Robert’s father, who had worried that the blended family “could have easily tanked,” says he was heartened by how well it all seemed to be working when he and Will visited in September for Robert’s birthday. “It was almost like a miracle.”

Zasler says Robert’s case has been unusual in that he has continued to improve years after his injury — a consequence, the doctor thinks, of Robert’s strength, medications and rehabilitation, and Page’s devotion. “A lot of times, family members pack up the bag and run the other way,” he says. “Page’s support for Robert kind of exemplifies what true love is all about.”

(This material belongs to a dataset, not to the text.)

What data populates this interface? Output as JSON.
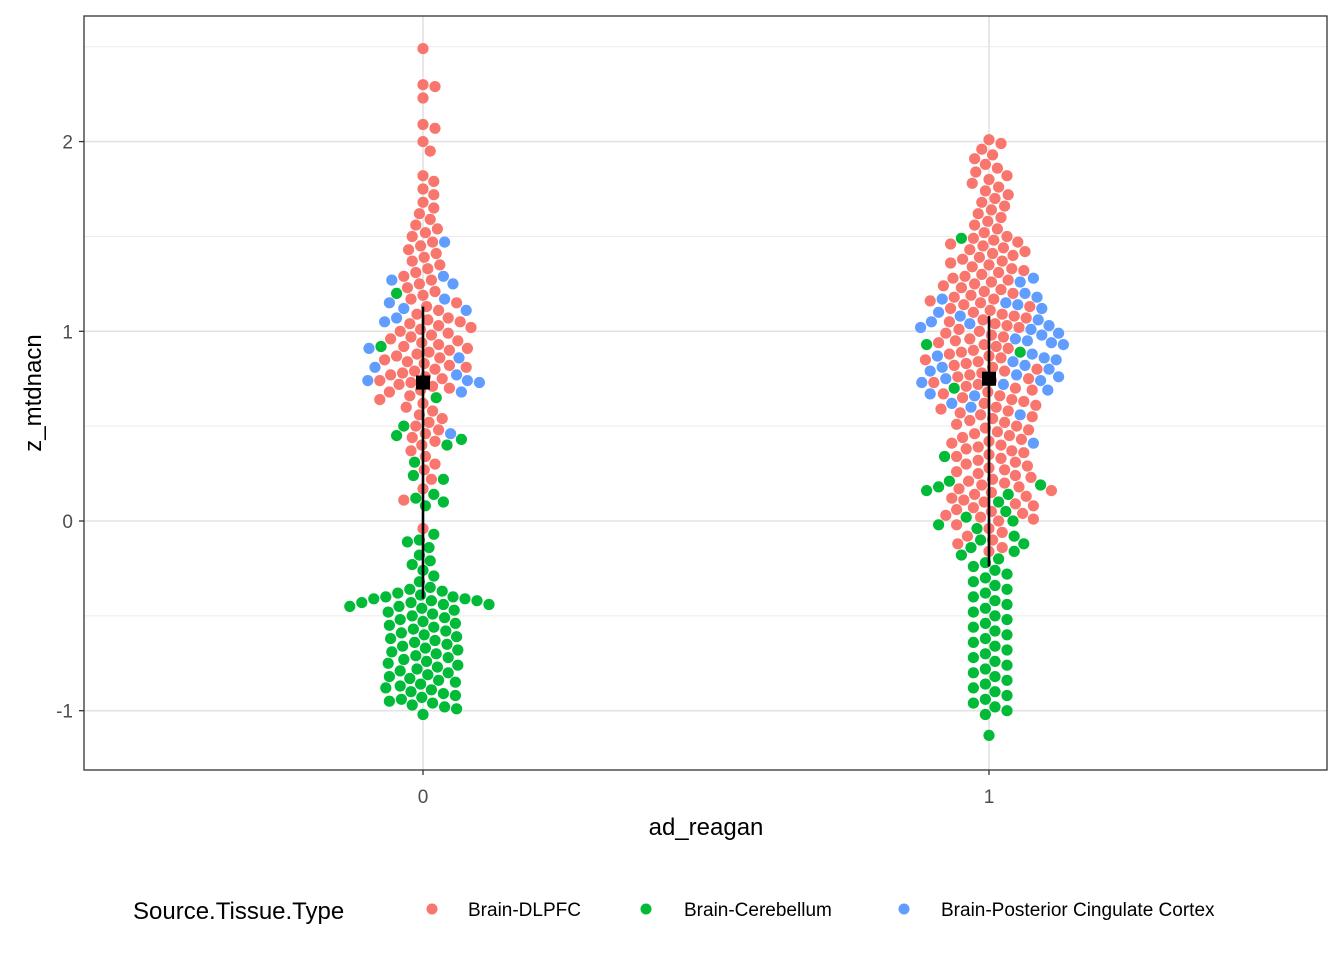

For years after Robert’s injury, Page was sustained by the notion that she would see him again after she died, the man who turned her head in the press room and loved poetry and handed her their newborn babies. “We’d be able to talk through all this stuff, and I’d be able to say, ‘Well, I hope it worked out okay, that the decisions were the right ones, and that you were happy.’ ”

She’s comforted that Robert seems content. That’s what has made her own happiness possible.

Friends used to assume that the holidays were the hardest times for her. But it was really the motions of everyday life. Now that’s what brings her the greatest joy: making breakfast, setting the table — the long oak table from her dining room in Virginia that now sits in the sunny kitchen. There they all clasp hands to say grace before dinner. The table is big enough to accommodate all of them.